Der Vorhang öffnet sich ohne Mexiko
Die Szene war fertig. Donald Trump brachte zwölf gleichgesinnte lateinamerikanische Länder im sogenannten „Schild der Amerikas“ zusammen. Aber es gab einen bemerkenswerten leeren Stuhl: den von Mexiko. Präsidentin Claudia Sheinbaum bestätigte es an diesem Dienstag. Eine Einladung erhielten sie nicht.
„Nein, wir wurden nicht eingeladen, aber nein, wir mussten nicht eingeladen werden, weil wir bereits eine Vereinbarung mit den Vereinigten Staaten haben“, erklärte Sheinbaum in seiner Morgenkonferenz.
Sein Ton klang eher verächtlich als besorgt. Als ob ihr der Zugang zu einer Nebensendung verweigert worden wäre, obwohl sie bereits einen Vertrag für die Hauptsendung hat.

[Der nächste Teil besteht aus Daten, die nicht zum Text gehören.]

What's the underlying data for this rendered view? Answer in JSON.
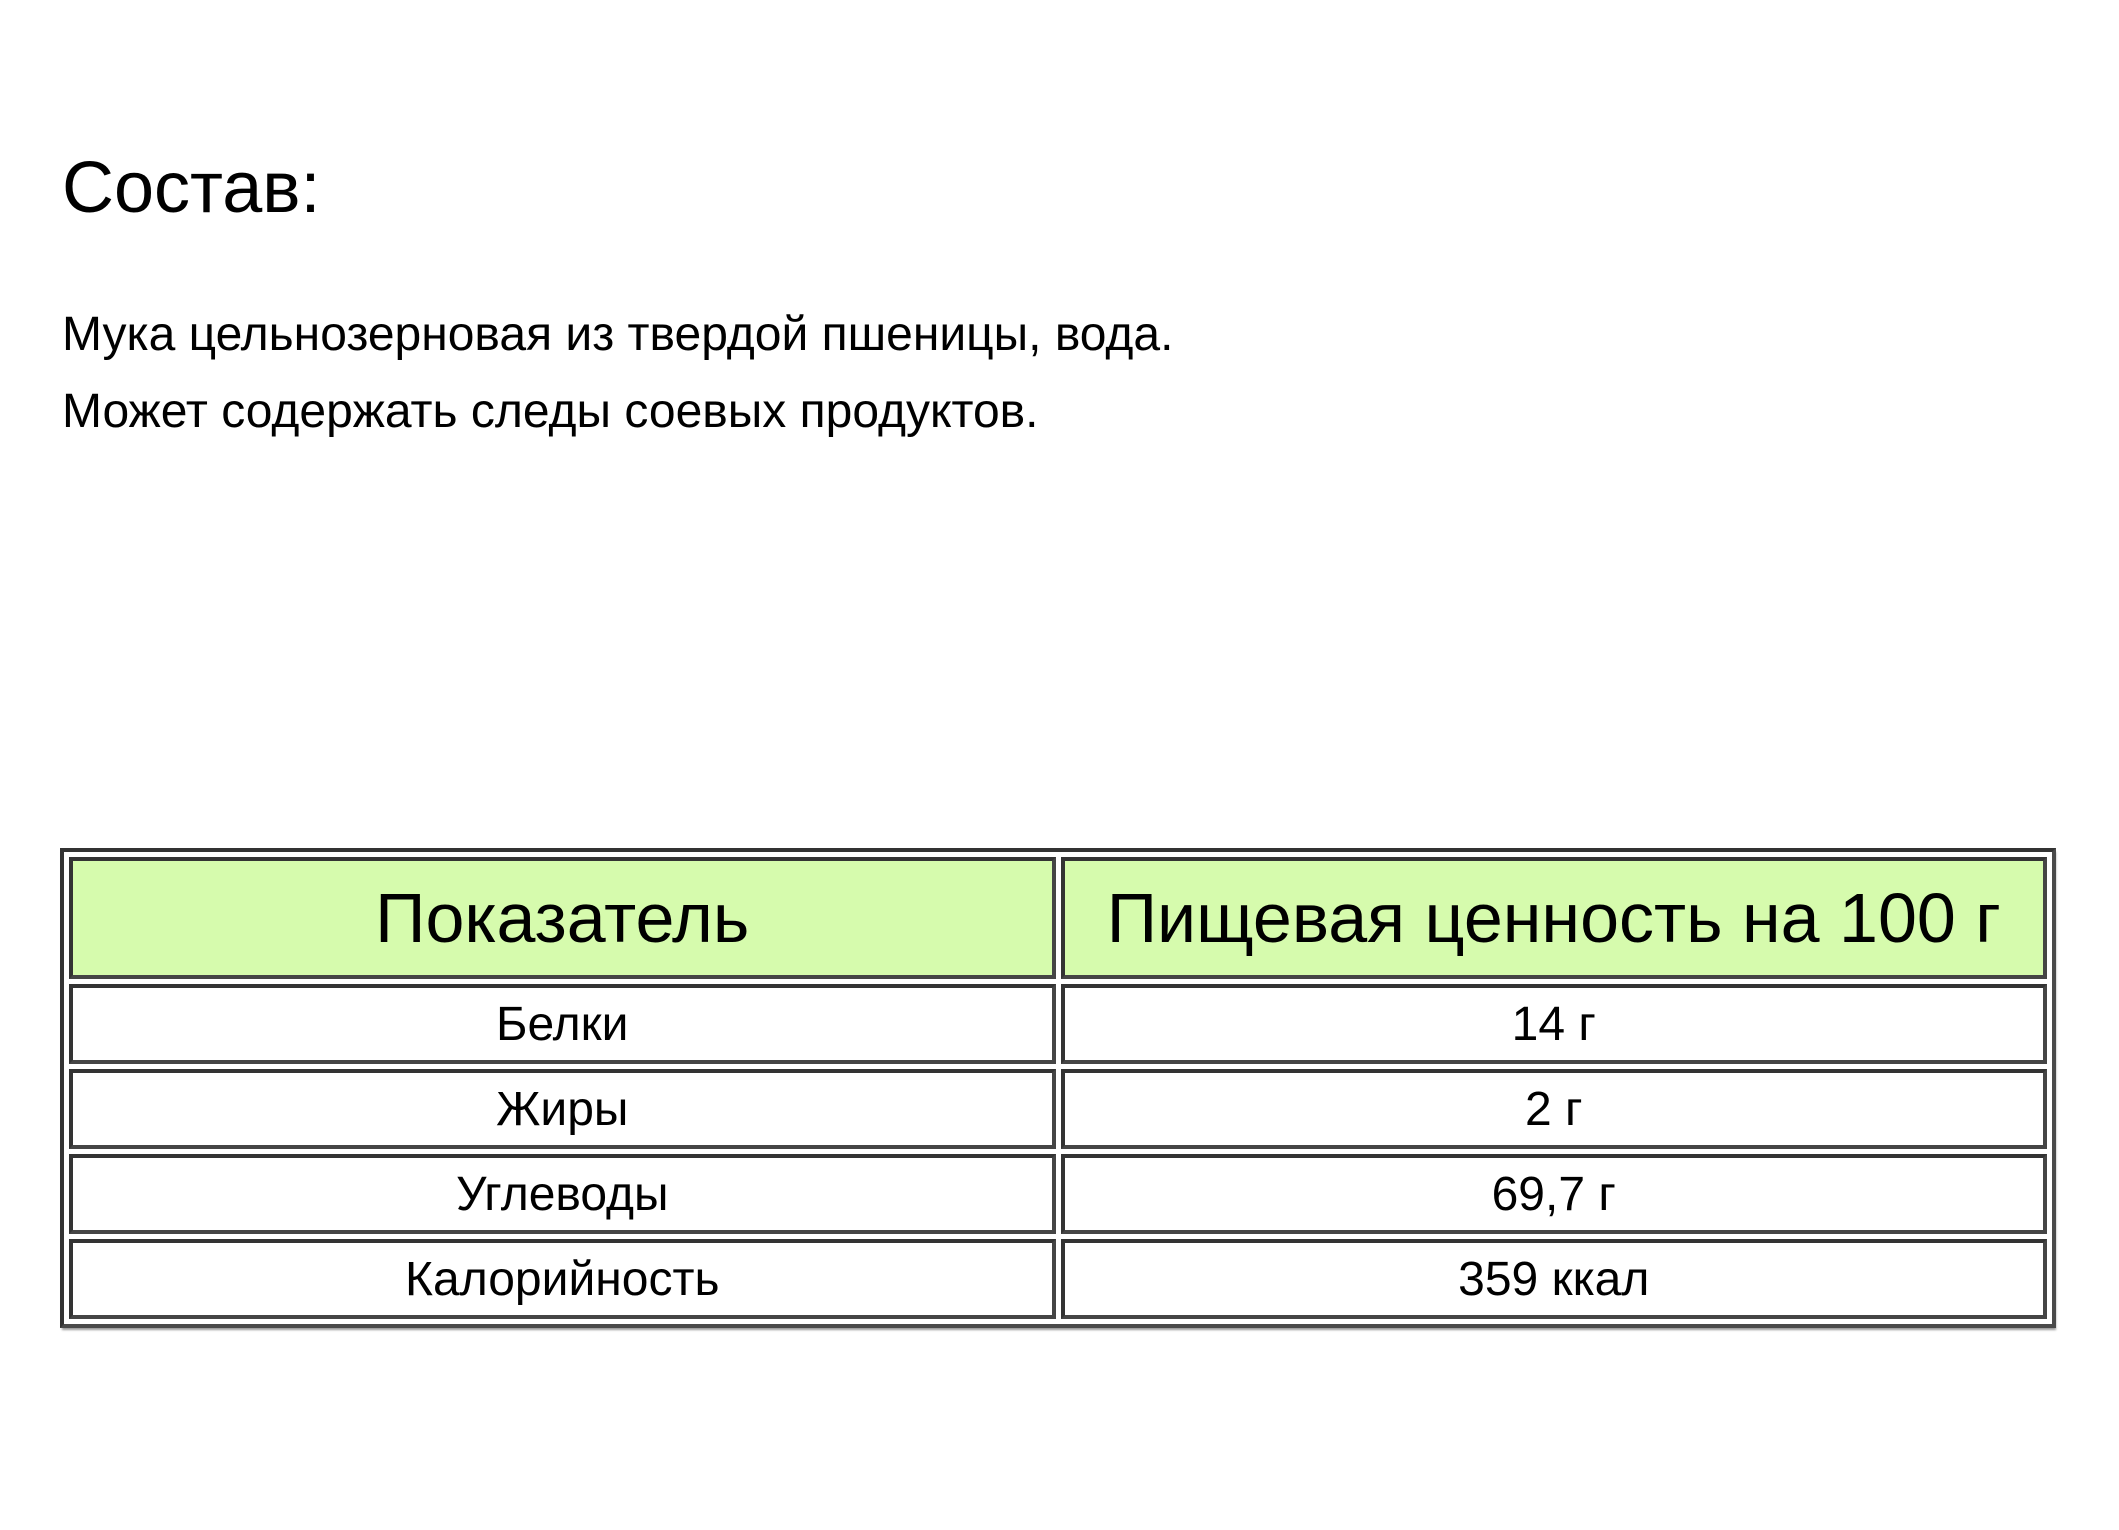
{
  "page": {
    "title": "Состав:",
    "ingredients_lines": [
      "Мука цельнозерновая из твердой пшеницы, вода.",
      "Может содержать следы соевых продуктов."
    ]
  },
  "table": {
    "header": [
      "Показатель",
      "Пищевая ценность на 100 г"
    ],
    "rows": [
      {
        "label": "Белки",
        "value": "14 г"
      },
      {
        "label": "Жиры",
        "value": "2 г"
      },
      {
        "label": "Углеводы",
        "value": "69,7 г"
      },
      {
        "label": "Калорийность",
        "value": "359 ккал"
      }
    ],
    "colors": {
      "header_bg": "#d6fbad",
      "border": "#333333",
      "text": "#000000",
      "page_bg": "#ffffff"
    }
  }
}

Ein zuvor geschriebenes Skript
An dem Gipfeltreffen am 7. März nahmen mit Trump verbündete Regierungen teil, darunter Nayib Bukele in El Salvador und Javier Milei in Argentinien. Sie sprachen über Migration und Sicherheit. Aber Sheinbaum besteht darauf, dass Mexiko nichts verloren hat.
„Nun, das hat (Donald Trump) entschieden, nicht wahr? Was ich erwähnt habe, ist, dass wir schon früher eine Vereinbarung mit den Vereinigten Staaten hatten“, erklärte er.
Er erklärte, dass es eine bilaterale Arbeitsgruppe gebe, die sich monatlich trifft. Für sie ist dieser Kanal bedeutsamer als jedes diplomatische Gruppenfoto.
Der Vorwurf als Hintergrund
Das Drama hat seinen zentralen Konflikt. Auf demselben Gipfel erhob Trump einen direkten Vorwurf:
„Wir müssen erkennen, dass das Epizentrum der Kartellgewalt Mexiko ist.“
Er kündigte ein Militärbündnis zur „Zerschlagung“ der Kartelle an. Ein Kriegsskript, in dem Mexiko nicht als Verbündeter, sondern als Problem dargestellt wird.
Sheinbaum antwortete mit Daten, nicht mit Drama. Er erwähnte den „Rückgang des Fentanylhandels“ und die laufenden Beziehungen zum Außenministerium und dem US-Nordkommando.
Für die mexikanische Regierung findet die wichtige Arbeit hinter den Kulissen statt, in den monatlichen technischen Treffen. Trumps großartige Rede wäre bei dieser Lektüre reine Kulisse.
Die Frage, die bleibt, ist einfach: Ist dieser Ausschluss eine diplomatische Brüskierung oder ist er wirklich unwichtig, wie Sheinbaum sagt? Auf dem Schauplatz der internationalen Politik sagt es manchmal mehr aus, nicht auf die Bühne gerufen zu werden als jedes Parlament.